There are a couple other options for storing files on our system, not all are equal:

  1. Store it in a subdirectory in /local/. /local is a disk partition that is local to a particular machine. You can only access it on the particular machine; each machine has its own /local file system and contents.

  2. Store it in a subdirectory in /scratch/. /scratch is an NFS (Network File System) partition that his hosted on the CS network file server. /scratch can be accessed from any lab machine; there is a single /scratch/ partition that is shared by all machines on our network, thus its contents are the same across all machines.

    Although /scratch sounds great, DO NOT use /scratch for this lab. Here is the problem: scratch is network space, and trying to create a database requires frequent fetching/retrieving of a large amount of data over the network. This is slow.

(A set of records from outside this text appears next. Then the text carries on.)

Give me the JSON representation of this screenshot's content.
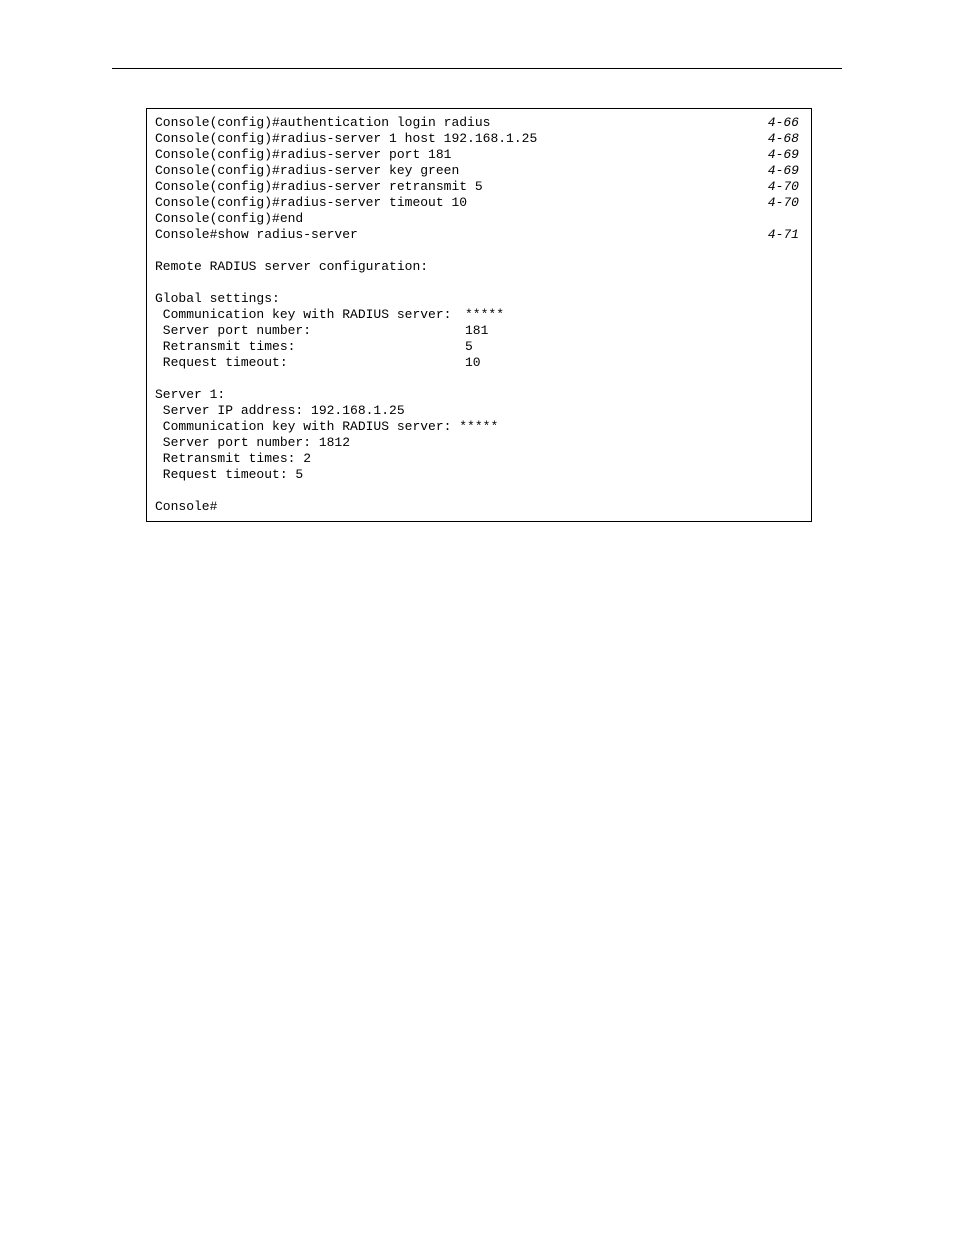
{
  "lines": [
    {
      "cmd": "Console(config)#authentication login radius",
      "ref": "4-66"
    },
    {
      "cmd": "Console(config)#radius-server 1 host 192.168.1.25",
      "ref": "4-68"
    },
    {
      "cmd": "Console(config)#radius-server port 181",
      "ref": "4-69"
    },
    {
      "cmd": "Console(config)#radius-server key green",
      "ref": "4-69"
    },
    {
      "cmd": "Console(config)#radius-server retransmit 5",
      "ref": "4-70"
    },
    {
      "cmd": "Console(config)#radius-server timeout 10",
      "ref": "4-70"
    },
    {
      "cmd": "Console(config)#end",
      "ref": ""
    },
    {
      "cmd": "Console#show radius-server",
      "ref": "4-71"
    }
  ],
  "blank1": " ",
  "section1": "Remote RADIUS server configuration:",
  "blank2": " ",
  "global_header": "Global settings:",
  "global": [
    {
      "k": " Communication key with RADIUS server:",
      "v": "*****"
    },
    {
      "k": " Server port number:",
      "v": "181"
    },
    {
      "k": " Retransmit times:",
      "v": "5"
    },
    {
      "k": " Request timeout:",
      "v": "10"
    }
  ],
  "blank3": " ",
  "server1_header": "Server 1:",
  "server1": [
    " Server IP address: 192.168.1.25",
    " Communication key with RADIUS server: *****",
    " Server port number: 1812",
    " Retransmit times: 2",
    " Request timeout: 5"
  ],
  "blank4": " ",
  "prompt": "Console#"
}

Here are some suggestions (I suggest doing #4 and either #1 or #2 depending on which part of the lab you are currently working):

  1. Save to local space (some information about using /local and /scratch):
    $ python createDB.py /local/me_and_pal/movie.db
    
    First you should create a subdirectory and set acls for you and your partner to access it:
    mkdir /local/me_and_pal
    easyfacl   # and follow prompts to enter uer names and directory name
    
    some information about acls and permisions

    PROS: this reduces run time about 20-fold (33 minutes down to 90 seconds for my python program)
    CON #1: local is the hard drive for a particular machine. If you log in to a different machine, you can't get the data. The work around is to move the file after creation which takes a few seconds. While annoying, you only need to do this once after you get createDB.py working:

    $ mv /local/me_and_pal/movie.db  /scratch/me/movie.db
    
    You can also use scp to copy from one machine's /local to another:
    # from cumin, cp movie.db in paprika's /local into cumin's /local
    [cumin] $ scp newhall@paprika:/local/me_and_pal/movie.db/local/me_and_pal/ .
    

    CON #2: if you are debugging you may accidentally leave some big files all over machines in the CS department. Be sure to clean up the /local disk if your file creation doesn't finish completely


  2. Use an in-memory database just for debugging, then write to disk once you have createDB.py working. This gives the same speed-ups as #1 without leaving files on a bunch of disks. To use in memory, create a DB connection as follows:
    connection = sqlite3.connect(":memory:")
    

  3. If you really want to get fancy, look into using transactions (changed isolation level to "DEFERRED", wrap "BEGIN TRANSACTION" and a commit() statement around your inserts). Also, execute "PRAGMA synchronous=OFF" to reduce the concurrency frequency. These gave me 2x speed-up.

  4. insert values for a table using executeMany. There are examples of this on the links provided on the lab write-up.